Here is the log of lldb-server processes (parent and child) on remote Linux
/home/ubuntu/lldb-server p --log-channels lldb all --listen *:1234 --server --min-gdbserver-port 1236 --max-gdbserver-port 1240
/home/ubuntu/lldb-server gdbserver tcp://[10.1.1.170]:0 --native-regs --pipe 6
Note the port 0
in the url tcp://[10.1.1.170]:0
is a bug now. but any port in this url will be ignored.
I don't see where --min-gdbserver-port
, --max-gdbserver-port
and --gdbserver-port
values are really used. Do we still need them?
--port-offset
is not used too.
Probably it is better to revert #88845 since the port mapping does not work as expected anyway. But #88845 caused test failures on cross builds.
I don't see where --min-gdbserver-port, --max-gdbserver-port and --gdbserver-port values are really used. Do we still need them? --port-offset is not used too.
Start from lldb/tools/lldb-server/lldb-platform.cpp
instead. They should be doing something if the user provided them. They are supposed to be for situations where you don't have all the ports available between the host and VM.
They've always been a bit dodgy but they are useful for working on simulators.
Currently the port in url
is always 0 because std::optional<uint16_t> port
is initialized here and LaunchGDBServer() does not request port map at all
https://github.com/llvm/llvm-project/blob/0870afaaaccde5b4bae37abfc982207ffafb8332/lldb/tools/lldb-server/lldb-platform.cpp#L355
Note usually it is better to configure simulators (qemu) to use a network bridge with own IP w/o any port limits and do not map ports manually to host's ports.
Note I'm working on a patch to fix this issue and all port mapping related issues. The idea is to use threads for platform mode and use a common port map for all connections instead of making a new portmap_for_child
with 1 port.
To reproduce, the remote needs to be something relatively slow. In my case QEMU.
Start an lldb-server on the remote in platform mode with some restricted ports:
Then connect lldb and run a program:
At this point lldb-server has started a new process to handle this client's connection and given it a port map that has one open port, that it has used to start a gdb-server process.
From here, if you finish the program then run it again, everything is fine. The gdbserver is torn down and the port is freed, then reused for the new gdbserver.
However, if you run before the program finishes there is a race between the platform killing the gdbserver process and the platform handling the launch gdb server request packet:
We can see that the packets are sent in the right order:
On the server side it uses
kill()
to kill the process and it should then free the port here: https://github.com/llvm/llvm-project/blob/76c84e702bd9af7db2bb9373ba6de0508f1e57a9/lldb/tools/lldb-server/lldb-platform.cpp#L300(introduced by https://github.com/llvm/llvm-project/pull/88845, which I think made the feature overall better, but in doing so exposed this issue)
If the remote is slow enough that the kill doesn't actually finish before we get back there, then it won't and it'll try to find a free port, find none, and fail to launch the gdb server.
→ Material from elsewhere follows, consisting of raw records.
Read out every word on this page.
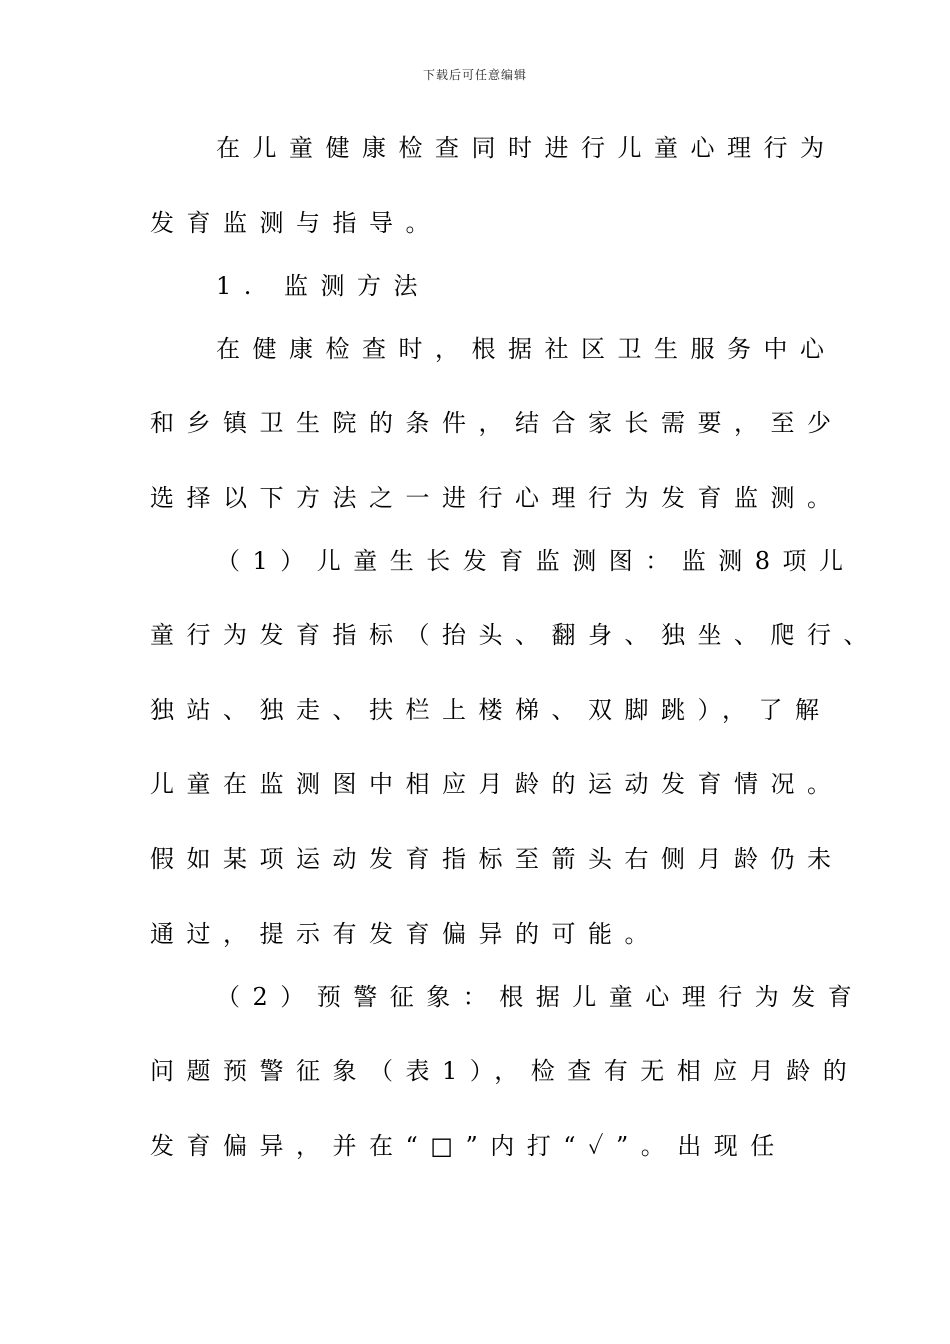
下载后可任意编辑
在儿童健康检查同时进行儿童心理行为
发育监测与指导。
1. 监测方法
在健康检查时，根据社区卫生服务中心
和乡镇卫生院的条件，结合家长需要，至少
选择以下方法之一进行心理行为发育监测。
（1）儿童生长发育监测图：监测8项儿
童行为发育指标（抬头、翻身、独坐、爬行、
独站、独走、扶栏上楼梯、双脚跳），了解
儿童在监测图中相应月龄的运动发育情况。
假如某项运动发育指标至箭头右侧月龄仍未
通过，提示有发育偏异的可能。
（2）预警征象：根据儿童心理行为发育
问题预警征象（表1），检查有无相应月龄的
发育偏异，并在“□”内打“✓”。出现任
Some ad-hoc logging shows this on the server side:
This does not happen debugging locally on real hardware.
I discovered this running some of the SVE tests again. They run the debugee once to discover the supported vector lengths and then again to run the actual test case. Adding a
sleep(5)
in the test cases between those 2 runs also "fixes" the issue.The workaround is to not use a port map at all, but often giving full network access to a VM is difficult. So I'd like to find a way to make this work, or at least work around it in the tests most likely to be run this way.